Sour plummy prune dried fruiting raids pure maple syruping and lactic vanilla dalliance of earthily resinous English-styled porter. Tart green grape esters enhance sour dried fruiting and raw molasses bittering, leaving dark chocolate depletion in its wake.
Amply maple-glazed Imperial Porter retains fudgy vanilla-beaned cocoa nibs richness above earthen nutty bottom. Lactic mocha vanilla continuance and syrupy maple molasses absorb ashen pecan, cola and walnut char.
On tap at Plank Pizza, splendid chocolate-milked YooHoo entry gains subtly rich maple syruping. Fudged brownie creaming and mild vanilla spicing increases syrupy maple, caramel, toffee and cocoa sugaring for amiable dessert treat.
On tap at Ambulance, richly creamed mocha-bound full body (limited edition 2015 release) may not live up to its heady moniker, but the results are fine. Though lacking expectant bacon-greased surety and smoky maple molasses intrigue, nutty black chocolate thickness and roasted coffee bittering gain prominence with full-throttle luster. Sweet chestnut-hazelnut conflux and bitter walnut char receive minor candied maple glaze overridden by demanding mocha assault.
Tinny purple-canned dark ale stays too aridly acrid for advertised maple sugaring to register properly. Off-putting grapefruit-orange souring never matches with hop-charred day-old coffee midst. Phenol finish picks up coarse walnut char.
On tap at Twisted Elm, abstruse hybrid blends treacly molasses with smoky chocolate malts and sharp-hopped dried fruiting (staying richer than typically subtler Innis & Gunn fare). In the backdrop, plum-dried raisin puree, black cherry and purple grape illusions battle back whiskey-sugared dark rum spicing. Ephemeral coffee, vanilla and caramel undertones deepen unspecific mocha finish.

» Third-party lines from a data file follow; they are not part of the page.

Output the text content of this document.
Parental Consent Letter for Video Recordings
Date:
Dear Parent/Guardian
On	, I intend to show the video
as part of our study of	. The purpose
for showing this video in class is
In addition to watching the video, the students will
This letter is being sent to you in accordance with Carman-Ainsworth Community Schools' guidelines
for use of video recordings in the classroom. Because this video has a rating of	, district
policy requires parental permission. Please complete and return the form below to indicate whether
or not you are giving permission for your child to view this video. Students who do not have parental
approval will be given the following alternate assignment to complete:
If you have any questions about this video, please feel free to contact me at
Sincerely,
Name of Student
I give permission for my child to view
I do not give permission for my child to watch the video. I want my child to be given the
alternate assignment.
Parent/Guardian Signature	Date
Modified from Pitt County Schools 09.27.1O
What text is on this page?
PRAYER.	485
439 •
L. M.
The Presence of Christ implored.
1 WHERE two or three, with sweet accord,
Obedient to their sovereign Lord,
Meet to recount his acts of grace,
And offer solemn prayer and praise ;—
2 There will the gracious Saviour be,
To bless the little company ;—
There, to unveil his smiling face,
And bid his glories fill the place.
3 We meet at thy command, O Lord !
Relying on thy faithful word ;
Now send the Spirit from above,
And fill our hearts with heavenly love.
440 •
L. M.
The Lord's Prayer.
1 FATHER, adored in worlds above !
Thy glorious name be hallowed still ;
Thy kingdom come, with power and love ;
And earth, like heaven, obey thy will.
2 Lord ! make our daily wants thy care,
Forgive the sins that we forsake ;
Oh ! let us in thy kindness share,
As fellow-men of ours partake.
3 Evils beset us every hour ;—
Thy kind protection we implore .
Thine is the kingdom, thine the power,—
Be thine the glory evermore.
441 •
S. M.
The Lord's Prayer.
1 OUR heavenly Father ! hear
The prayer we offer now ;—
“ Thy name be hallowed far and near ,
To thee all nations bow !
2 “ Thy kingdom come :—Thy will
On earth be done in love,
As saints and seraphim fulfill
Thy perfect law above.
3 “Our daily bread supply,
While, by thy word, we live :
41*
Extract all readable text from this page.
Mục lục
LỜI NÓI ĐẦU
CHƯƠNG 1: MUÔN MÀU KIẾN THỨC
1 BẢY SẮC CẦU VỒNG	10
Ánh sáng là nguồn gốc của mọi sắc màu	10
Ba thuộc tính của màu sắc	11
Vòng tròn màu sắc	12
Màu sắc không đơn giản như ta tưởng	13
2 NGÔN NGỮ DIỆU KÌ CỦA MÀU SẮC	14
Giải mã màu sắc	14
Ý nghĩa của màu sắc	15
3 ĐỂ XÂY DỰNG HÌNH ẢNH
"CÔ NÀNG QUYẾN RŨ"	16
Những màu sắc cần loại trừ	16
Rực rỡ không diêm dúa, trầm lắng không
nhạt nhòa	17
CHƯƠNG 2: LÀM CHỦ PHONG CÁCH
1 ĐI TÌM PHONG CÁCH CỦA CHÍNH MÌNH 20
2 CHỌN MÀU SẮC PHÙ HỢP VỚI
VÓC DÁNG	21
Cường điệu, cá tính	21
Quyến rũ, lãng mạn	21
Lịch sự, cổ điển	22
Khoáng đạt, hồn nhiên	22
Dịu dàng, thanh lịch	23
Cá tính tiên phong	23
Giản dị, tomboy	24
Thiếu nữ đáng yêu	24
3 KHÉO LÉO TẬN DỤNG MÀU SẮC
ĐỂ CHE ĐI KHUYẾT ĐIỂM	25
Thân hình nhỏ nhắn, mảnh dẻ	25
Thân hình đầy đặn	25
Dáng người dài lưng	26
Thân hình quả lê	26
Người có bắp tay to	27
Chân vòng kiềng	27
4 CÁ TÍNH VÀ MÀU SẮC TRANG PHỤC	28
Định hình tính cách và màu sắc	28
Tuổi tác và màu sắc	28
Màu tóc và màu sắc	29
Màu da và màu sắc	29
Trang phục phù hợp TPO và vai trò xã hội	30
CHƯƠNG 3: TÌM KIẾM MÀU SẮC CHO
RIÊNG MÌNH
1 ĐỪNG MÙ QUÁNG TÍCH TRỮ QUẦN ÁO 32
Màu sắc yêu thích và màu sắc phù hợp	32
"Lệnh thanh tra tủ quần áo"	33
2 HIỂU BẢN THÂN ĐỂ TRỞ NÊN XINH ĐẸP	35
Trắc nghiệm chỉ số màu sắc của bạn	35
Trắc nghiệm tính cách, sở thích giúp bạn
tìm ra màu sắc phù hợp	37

On tap at Track 84, muddled cola-hazed medium body never fully integrates. Murky maple sugaring depleted by raw molasses acridity and day-old coffee nuttiness. Brown-sugared black patent malting and chalky black chocolate snip lose luster.
Underwhelming milk chocolate creaming and diffident coffee-dried cocoa powdering too thin for hybrid porter. Syrupy maple molasses glaze falters alongside hop-charred coarsening. Ancillary vanilla bean, black cherry, chicory, cola nut and walnut illusions fade fast.
Hearty porter with smoky maple extract and caramel coating. Upon swallowing, molasses-chocolate ire kicks in, remaining firm at pervasive pecan finish. Not quite as robust as most top shelf porters, but maybe more sweetly flavorful.
Sugary chocolate presence and smooth grain rush provide decent up-front assertion. However, lack of mocha malt penetration and syrupy yeast thew hurts this caramel porter. Too reliant on thin maple finish and lightweight water texture for its broadened class.
Unlikely earthy peat malt opening sidles sweet tobacco, ashy maple, and burnt caramel influence of tan-headed, frothy-laced, cola-flowing dry port. Sticky mocha-honey-vanilla blend devours smoked cedar nuance, impending coffee inkling, and orange-bruised dried prune sourness before tingling over-carbonation, sputtered hop roast, and astringent finish disrupt.